Every day, for weeks, I drew it, even if only for a few minutes. It brought my energy back, and I started to want to move again, to dance, to draw dancers… to enter into the dance of life! It’s amazing what an impact drawing dance has on my soul!

I feel an urgent need to find images of nude bodies dancing in order to carry on with this art-therapy journey. This powerful pull towards drawing dancing bodies allows me to feel at one with their movements, to release me from my fears that stop me from moving myself.

Because of my Multiple Sclerosis, walking or even moving have become challenging, and just going to a dance class can sometimes feel more like preparing for an expedition, but amazingly, drawing dancing bodies helps make it real… it takes on the colour, the  sound and the smell of a pleasure-filled trip to the beach, the feeling of a passionate desire to live, and to breathe! And it gives me the strength and the desire to move and to dance, as long as I can draw it I feel like I can do it!

I really want to draw dancing bodies with reduced mobility, or anyone else like me who has difficulty with movement, people  in contact with the fragility of their body (poor health, handicaps, etc.).

I keep thinking of Dave St. Pierre, a dancer who was diagnosed with Cystic Fibrosis, and who has this amazing energy, and a profound need to constantly defy the limits, to laugh at statistics, and to keep overcoming the barriers in dance, and the limits of the body. He doesn’t care about political correctness… he dares to always go further, to innovate, to shake up public insecurities, to show light where some see only fire. He has my profound admiration for daring, for his constant electrifying energy dedicated to not just face up to fears, but to smash down the walls of our minds. And he does all this with a body weakened by Cystic Fibrosis, always knowing that he will probably die young (35 years is the average).

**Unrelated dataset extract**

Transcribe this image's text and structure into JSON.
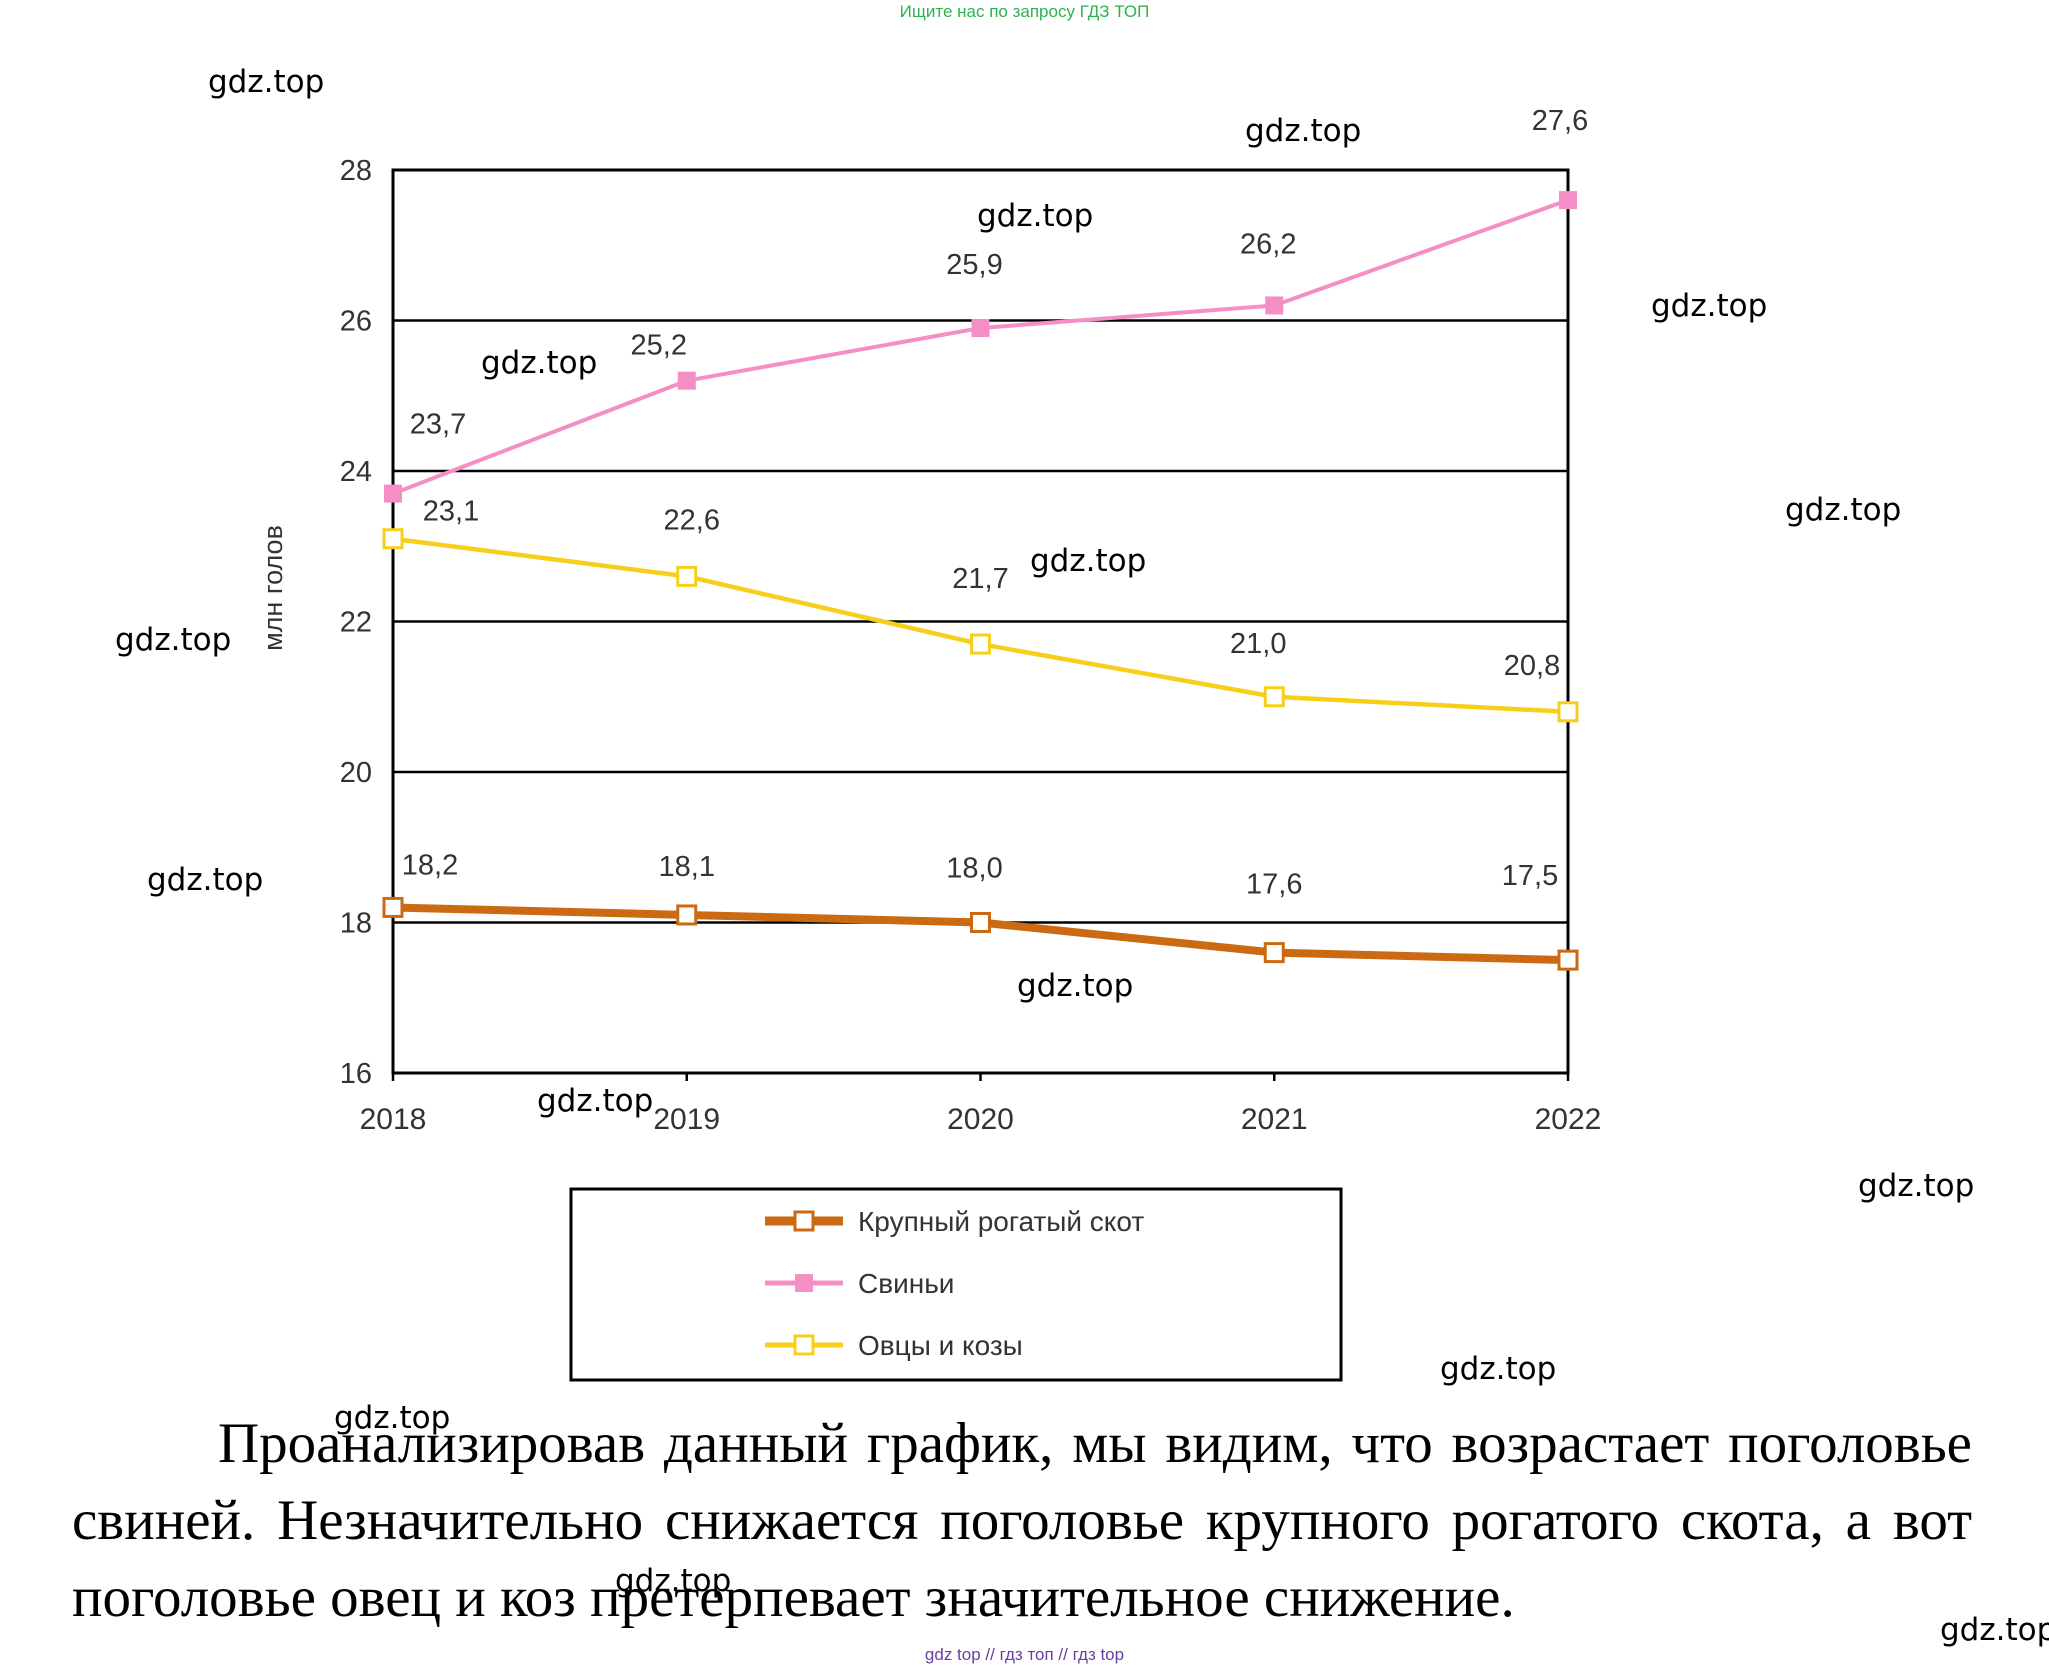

Fortunately, he received a pulmonary transplantation and he continues to pursue his dance projects, often working on several at a time.

I am asking for your help. If you have images of people dancing, ideally nude in order to be able to really feel and experience the movement while drawing, please dare to send them! They will go no further as the goal is only to draw them, not to expose them in any way. It would be a huge support to this art-therapy process, this journey, to help those, like me, whose movements are limited, to nonetheless live with and embrace movement… to join the dance!

– Méli

Exposing our vulnerabilities to ourselves

CCseins_wuafbaI don’t want anyone to see my dark side or my weaknesses. I want to look my best, perform my best, be nice, please others… all the time. To a fault.

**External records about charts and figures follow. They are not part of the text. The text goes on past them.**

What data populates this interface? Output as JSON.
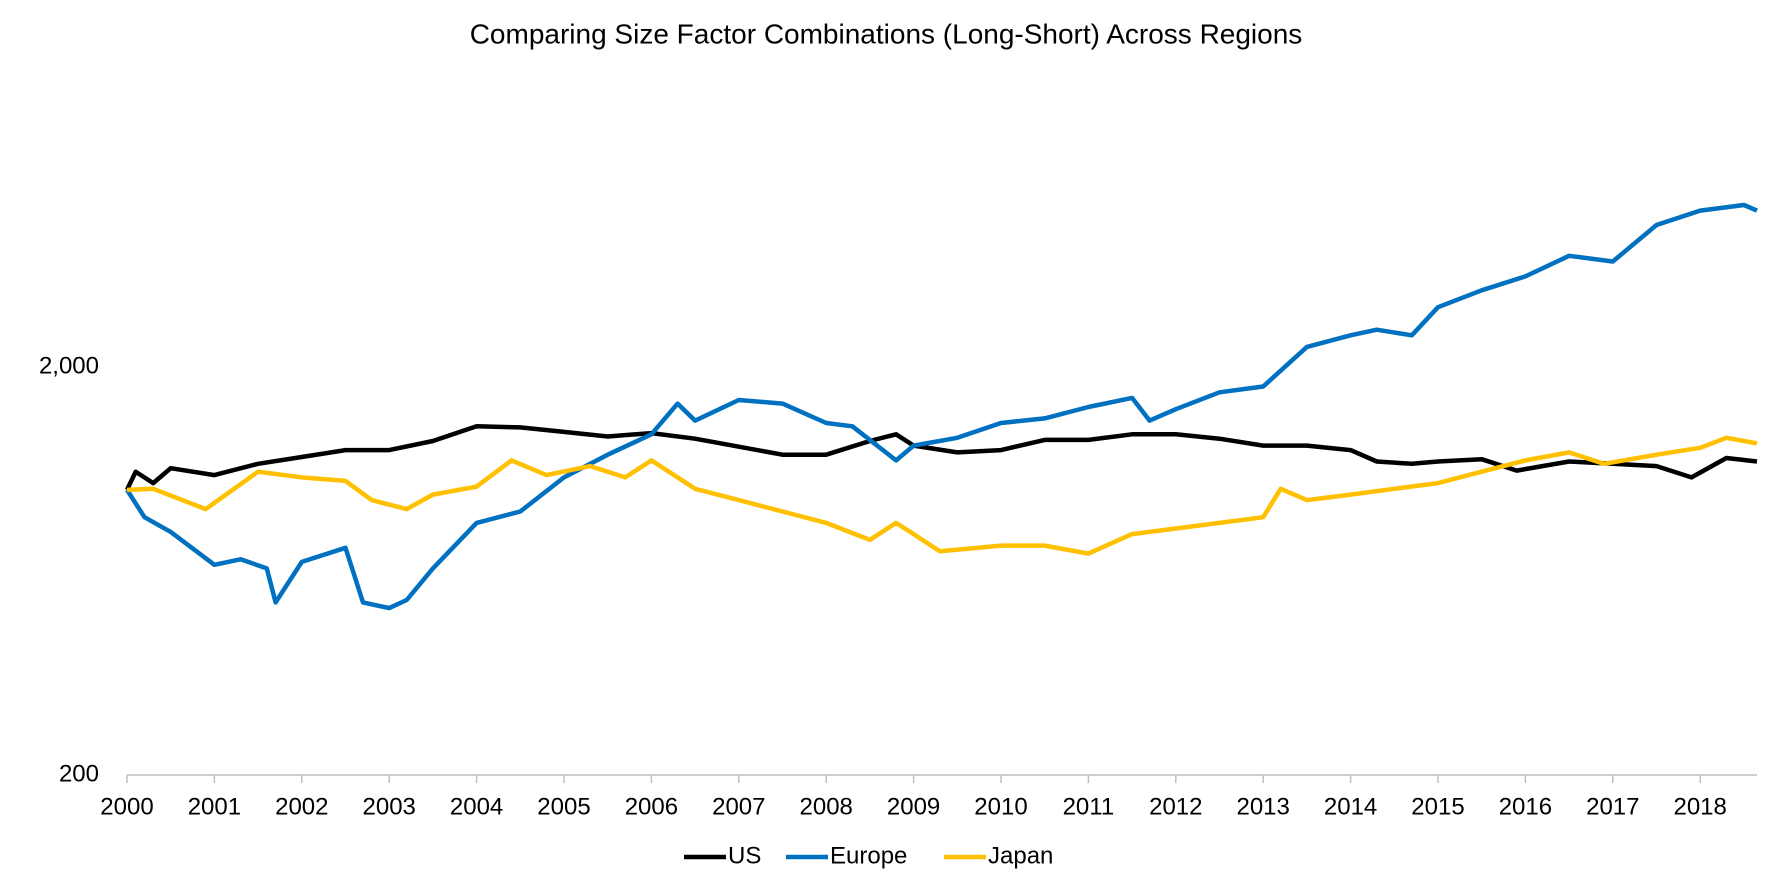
{
  "chart_data": {
    "type": "line",
    "title": "Comparing Size Factor Combinations (Long-Short) Across Regions",
    "ylog": true,
    "grid": false,
    "legend": "bottom",
    "xlim": [
      2000,
      2018.65
    ],
    "xticks": [
      2000,
      2001,
      2002,
      2003,
      2004,
      2005,
      2006,
      2007,
      2008,
      2009,
      2010,
      2011,
      2012,
      2013,
      2014,
      2015,
      2016,
      2017,
      2018
    ],
    "ylim": [
      200,
      10000
    ],
    "yticks": [
      200,
      {
        "value": 2000,
        "label": "2,000"
      }
    ],
    "series": [
      {
        "name": "US",
        "color": "#000000",
        "x": [
          2000,
          2000.1,
          2000.3,
          2000.5,
          2001,
          2001.5,
          2002,
          2002.5,
          2003,
          2003.5,
          2004,
          2004.5,
          2005,
          2005.5,
          2006,
          2006.5,
          2007,
          2007.5,
          2008,
          2008.5,
          2008.8,
          2009,
          2009.5,
          2010,
          2010.5,
          2011,
          2011.5,
          2012,
          2012.5,
          2013,
          2013.5,
          2014,
          2014.3,
          2014.7,
          2015,
          2015.5,
          2015.9,
          2016.5,
          2017,
          2017.5,
          2017.9,
          2018.3,
          2018.65
        ],
        "values": [
          1000,
          1108,
          1039,
          1130,
          1087,
          1159,
          1204,
          1252,
          1252,
          1318,
          1432,
          1423,
          1387,
          1352,
          1378,
          1335,
          1276,
          1220,
          1220,
          1318,
          1369,
          1284,
          1236,
          1252,
          1326,
          1326,
          1369,
          1369,
          1335,
          1284,
          1284,
          1252,
          1174,
          1159,
          1174,
          1189,
          1115,
          1174,
          1159,
          1144,
          1073,
          1197,
          1174
        ]
      },
      {
        "name": "Europe",
        "color": "#0070c0",
        "x": [
          2000,
          2000.2,
          2000.5,
          2001,
          2001.3,
          2001.6,
          2001.7,
          2002,
          2002.5,
          2002.7,
          2003,
          2003.2,
          2003.5,
          2004,
          2004.5,
          2005,
          2005.5,
          2006,
          2006.3,
          2006.5,
          2007,
          2007.5,
          2008,
          2008.3,
          2008.8,
          2009,
          2009.5,
          2010,
          2010.5,
          2011,
          2011.5,
          2011.7,
          2012,
          2012.5,
          2013,
          2013.5,
          2014,
          2014.3,
          2014.7,
          2015,
          2015.5,
          2016,
          2016.5,
          2017,
          2017.5,
          2018,
          2018.5,
          2018.65
        ],
        "values": [
          1000,
          857,
          789,
          655,
          676,
          642,
          530,
          666,
          721,
          530,
          513,
          537,
          642,
          830,
          885,
          1073,
          1220,
          1369,
          1628,
          1479,
          1661,
          1628,
          1459,
          1432,
          1181,
          1284,
          1342,
          1459,
          1497,
          1597,
          1681,
          1479,
          1577,
          1735,
          1793,
          2242,
          2394,
          2470,
          2394,
          2804,
          3085,
          3338,
          3750,
          3630,
          4461,
          4839,
          4995,
          4839
        ]
      },
      {
        "name": "Japan",
        "color": "#ffc000",
        "x": [
          2000,
          2000.3,
          2000.9,
          2001.5,
          2002,
          2002.5,
          2002.8,
          2003.2,
          2003.5,
          2004,
          2004.4,
          2004.8,
          2005.3,
          2005.7,
          2006,
          2006.5,
          2007,
          2007.5,
          2008,
          2008.5,
          2008.8,
          2009,
          2009.3,
          2010,
          2010.5,
          2011,
          2011.5,
          2012,
          2012.5,
          2013,
          2013.2,
          2013.5,
          2014,
          2014.5,
          2015,
          2015.5,
          2016,
          2016.5,
          2016.9,
          2017.5,
          2018,
          2018.3,
          2018.65
        ],
        "values": [
          1000,
          1006,
          897,
          1108,
          1073,
          1052,
          944,
          897,
          974,
          1019,
          1181,
          1087,
          1144,
          1073,
          1181,
          1006,
          944,
          885,
          830,
          754,
          830,
          779,
          707,
          730,
          730,
          698,
          779,
          804,
          830,
          857,
          1006,
          944,
          974,
          1006,
          1039,
          1108,
          1181,
          1236,
          1159,
          1220,
          1268,
          1342,
          1300
        ]
      }
    ]
  }
}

But it gets pretty painful working so hard to meet such unrealistic expectations. It’s a heavy load to carry. It’s so much better if we can learn to accept ourselves just the way we are.

Drawing myself has helped me to do that. While I’m drawing (and a detailed image like this one requires many hours of looking back and forth between the photograph and my translation of it), I start to see clearly both the beauty and the flaws, the strengths and the weaknesses.

As if only by exposing everything can I embrace who/what I am. Hiding from my faults does not help me appreciate my strengths… whether they be related to character or appearance… I am what I am!

Flowing from within this very simple process of drawing, these little moments of discovery arise… a kind of “so what”? attitude comes in, which is actually the letting go of the perfectionism that usually haunts me.

I soften and accept. I see, for once, without judging.

These breasts that were such a disappointment when I was unable to produce enough milk for my babies are no longer a liability. They’re a part of me, imperfect like everything else, and yet perfectly fine just the way they are. As I age and see other women, friends and family, faced with the challenges of cancer, I am humbled and I’ve learned to treasure these breasts I once despised.

Drawing has helped my be grateful for this body, my body.